Basically, the show revealed that the average hotel bedspread has a lot in common with Monica Lewinsky's blue Gap dress. "Primetime" also found urine stains and fecal matter on dresser tops and, of all places, television remote control units. Apparently, in many hotels it's SOP to use the same rag to clean both sleeping quarters and bathrooms.

Now, Joe Schulman claims he is neither anal-retentive nor obsessive-compulsive. But he is opportunistic - enough to realize that the anal-retentive and obsessive-compulsive constitute a huge market. A couple of days after the "Primetime" broadcast, Schulman started jotting down ideas for what eventually came to be called the RestAssured Personal Inspection Light.

The first step in getting the PIL from the creative sector of Schulman's brain to the American marketplace was to contact manufacturers of black lights, also know as ultraviolet lights. Having been in a prolonged slump since Iron Butterfly last released a new album, the black light industry was ecstatic to hear what Schulman had to say.

Within months of the "Primetime" piece, Schulman had a prototype. A hand-held plastic-encased black light that fit easily into the luggage.
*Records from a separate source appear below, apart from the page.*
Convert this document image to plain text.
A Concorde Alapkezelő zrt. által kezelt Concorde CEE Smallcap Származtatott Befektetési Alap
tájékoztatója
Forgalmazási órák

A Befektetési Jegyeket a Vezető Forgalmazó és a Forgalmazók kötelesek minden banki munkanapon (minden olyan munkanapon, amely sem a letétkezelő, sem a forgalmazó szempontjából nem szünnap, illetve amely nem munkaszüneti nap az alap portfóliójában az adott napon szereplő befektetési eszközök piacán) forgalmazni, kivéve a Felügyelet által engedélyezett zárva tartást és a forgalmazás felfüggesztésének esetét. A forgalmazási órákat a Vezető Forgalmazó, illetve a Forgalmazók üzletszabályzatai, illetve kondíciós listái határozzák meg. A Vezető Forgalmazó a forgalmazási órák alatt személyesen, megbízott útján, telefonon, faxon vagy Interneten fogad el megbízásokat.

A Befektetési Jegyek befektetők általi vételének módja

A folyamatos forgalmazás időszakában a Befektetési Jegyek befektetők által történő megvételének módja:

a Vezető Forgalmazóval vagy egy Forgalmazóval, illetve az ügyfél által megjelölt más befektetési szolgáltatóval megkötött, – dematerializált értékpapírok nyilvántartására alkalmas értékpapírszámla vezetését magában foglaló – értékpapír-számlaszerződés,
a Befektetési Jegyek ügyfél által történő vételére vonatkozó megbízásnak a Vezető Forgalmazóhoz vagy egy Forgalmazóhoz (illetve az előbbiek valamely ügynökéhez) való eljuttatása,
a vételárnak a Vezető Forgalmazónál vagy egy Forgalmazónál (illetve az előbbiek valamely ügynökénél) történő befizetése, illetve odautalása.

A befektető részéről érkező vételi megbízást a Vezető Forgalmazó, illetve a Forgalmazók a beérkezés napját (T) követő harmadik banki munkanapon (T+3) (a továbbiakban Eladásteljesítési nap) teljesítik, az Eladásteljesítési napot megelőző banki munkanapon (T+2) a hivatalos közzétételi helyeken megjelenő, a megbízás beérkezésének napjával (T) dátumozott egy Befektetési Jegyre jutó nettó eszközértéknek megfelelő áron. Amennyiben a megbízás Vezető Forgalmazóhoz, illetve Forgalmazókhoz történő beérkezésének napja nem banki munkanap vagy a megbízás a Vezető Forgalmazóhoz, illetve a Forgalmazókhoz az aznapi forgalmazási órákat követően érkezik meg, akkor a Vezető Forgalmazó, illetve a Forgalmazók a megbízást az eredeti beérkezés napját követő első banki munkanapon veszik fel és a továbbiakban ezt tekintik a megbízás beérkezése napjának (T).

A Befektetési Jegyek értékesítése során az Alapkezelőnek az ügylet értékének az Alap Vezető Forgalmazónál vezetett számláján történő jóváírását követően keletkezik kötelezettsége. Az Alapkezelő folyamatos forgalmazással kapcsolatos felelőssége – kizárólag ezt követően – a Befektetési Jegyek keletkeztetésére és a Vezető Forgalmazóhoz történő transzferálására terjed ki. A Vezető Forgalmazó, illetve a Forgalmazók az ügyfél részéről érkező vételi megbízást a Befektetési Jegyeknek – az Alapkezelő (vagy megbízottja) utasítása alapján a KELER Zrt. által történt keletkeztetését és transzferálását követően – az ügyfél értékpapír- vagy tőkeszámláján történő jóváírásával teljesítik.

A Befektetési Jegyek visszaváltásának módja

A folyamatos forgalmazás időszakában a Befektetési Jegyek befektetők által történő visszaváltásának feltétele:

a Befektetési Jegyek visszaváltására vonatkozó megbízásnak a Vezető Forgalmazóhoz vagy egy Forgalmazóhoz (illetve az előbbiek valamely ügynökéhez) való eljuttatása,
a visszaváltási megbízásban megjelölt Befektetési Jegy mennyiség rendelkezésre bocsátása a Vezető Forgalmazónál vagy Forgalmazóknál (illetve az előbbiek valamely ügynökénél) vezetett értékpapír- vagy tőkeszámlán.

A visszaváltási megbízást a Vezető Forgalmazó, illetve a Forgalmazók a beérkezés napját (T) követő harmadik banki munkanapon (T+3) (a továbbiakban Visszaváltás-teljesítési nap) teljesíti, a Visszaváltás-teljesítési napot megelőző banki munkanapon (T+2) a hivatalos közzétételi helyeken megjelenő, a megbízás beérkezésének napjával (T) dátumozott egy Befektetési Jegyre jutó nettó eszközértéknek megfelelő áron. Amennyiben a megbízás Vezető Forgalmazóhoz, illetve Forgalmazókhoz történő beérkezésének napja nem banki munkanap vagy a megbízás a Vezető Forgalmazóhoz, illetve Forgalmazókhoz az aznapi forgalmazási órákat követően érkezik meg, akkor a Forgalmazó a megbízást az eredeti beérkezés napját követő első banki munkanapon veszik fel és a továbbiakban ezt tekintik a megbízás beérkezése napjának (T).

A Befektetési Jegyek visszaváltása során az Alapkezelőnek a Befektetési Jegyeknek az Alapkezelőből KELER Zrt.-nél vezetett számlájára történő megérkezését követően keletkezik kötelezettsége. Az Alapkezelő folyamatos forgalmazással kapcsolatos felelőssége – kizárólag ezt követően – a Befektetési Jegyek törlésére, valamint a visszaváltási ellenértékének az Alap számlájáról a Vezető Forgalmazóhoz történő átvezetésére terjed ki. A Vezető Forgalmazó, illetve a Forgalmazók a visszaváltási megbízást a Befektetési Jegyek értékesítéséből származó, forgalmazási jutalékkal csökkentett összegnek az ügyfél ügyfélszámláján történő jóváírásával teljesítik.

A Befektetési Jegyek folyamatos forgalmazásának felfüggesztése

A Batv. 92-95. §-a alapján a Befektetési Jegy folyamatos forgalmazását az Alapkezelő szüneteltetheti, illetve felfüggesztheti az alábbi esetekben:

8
Next came the test.

Before starting their vacation at a Lake George resort, Schulman and his wife, Kerri, 36, switched off the light in their room and began scanning the room's contents with the PIL. A few minutes later, Schulman was discussing his findings with the hotel clerk.

The clerk was understandably nonplused to hear that the bedspread in the Schulmans' room were marred by "greenish-yellow body-fluid stains. "How do you know?" she asked. "Did you smell them?" At which point - Ta-Da! - Schulman whipped out his PIL. Before the Schulmans checked out, the manager thanked them for alerting the resort to the "problem" and promised that, henceforth, cleaning crews would be more closely monitored.

Thus, an industry was born. As Schulman conducted his marketing analysis, he discovered that many travelers, like him, are of the same mind: "I've often been grossed out," he said. "You never know who stayed (in a room) before you."

The market research also revealed - now here's a surprise - that no one had yet "applied this technology to the travel field." To every niche there is a product.

As for a product designed to detect the remnants of bodily fluids, well, you have to admit it does have some semblance of purpose. Especially when compared to other marketing fads that have swept the country. This will do more for you than the Pet Rock," Schulman pointed out. "This will protect you while you travel."

Still the mere existence of the PIL begs the question: Do most travelers really care to know the activities in which the room's previous occupants might have engaged.

Apparently so. Boosted by The Wall Street Journal story, Schulman already has shipped over 700 units. Each $29.95 order also comes with two isopropyl alcohol disinfectants. The product is available by telephone, at (732) 833-9400 or toll free (877) 811-7378, or through the company's Web site, restassured.com. Schulman said RestAssured has proved very popular with women - "especially mothers. They don't want their kids putting a remote control covered with fecal material in their mouths," said Schulman, who with his wife has three children ranging in ages from 4 to 14.

But men are by far Schulman's biggest customers. It seems they want to know what lurks unseen on their bed sheets.

"They may not admit it," Schulman said. "But they want to know." Of the 700 PILs Schulman has put in the mail, none has been addressed to 1600 Pennsylvania Ave. Even if the occupant at that address were interested in purchasing the product, it's a little too late. RestAssured wasn't on the market when Slick Willie - and who could have foreseen all of the possible connotations of that nickname? - needed it most.

Still, in the current climate of idle speculation, it is fascinating to contemplate how the course of history might have changed had Bill Clinton scanned a certain blue dress with a black light in a darkened hallway - before dispatching a young White House intern into the Washington night.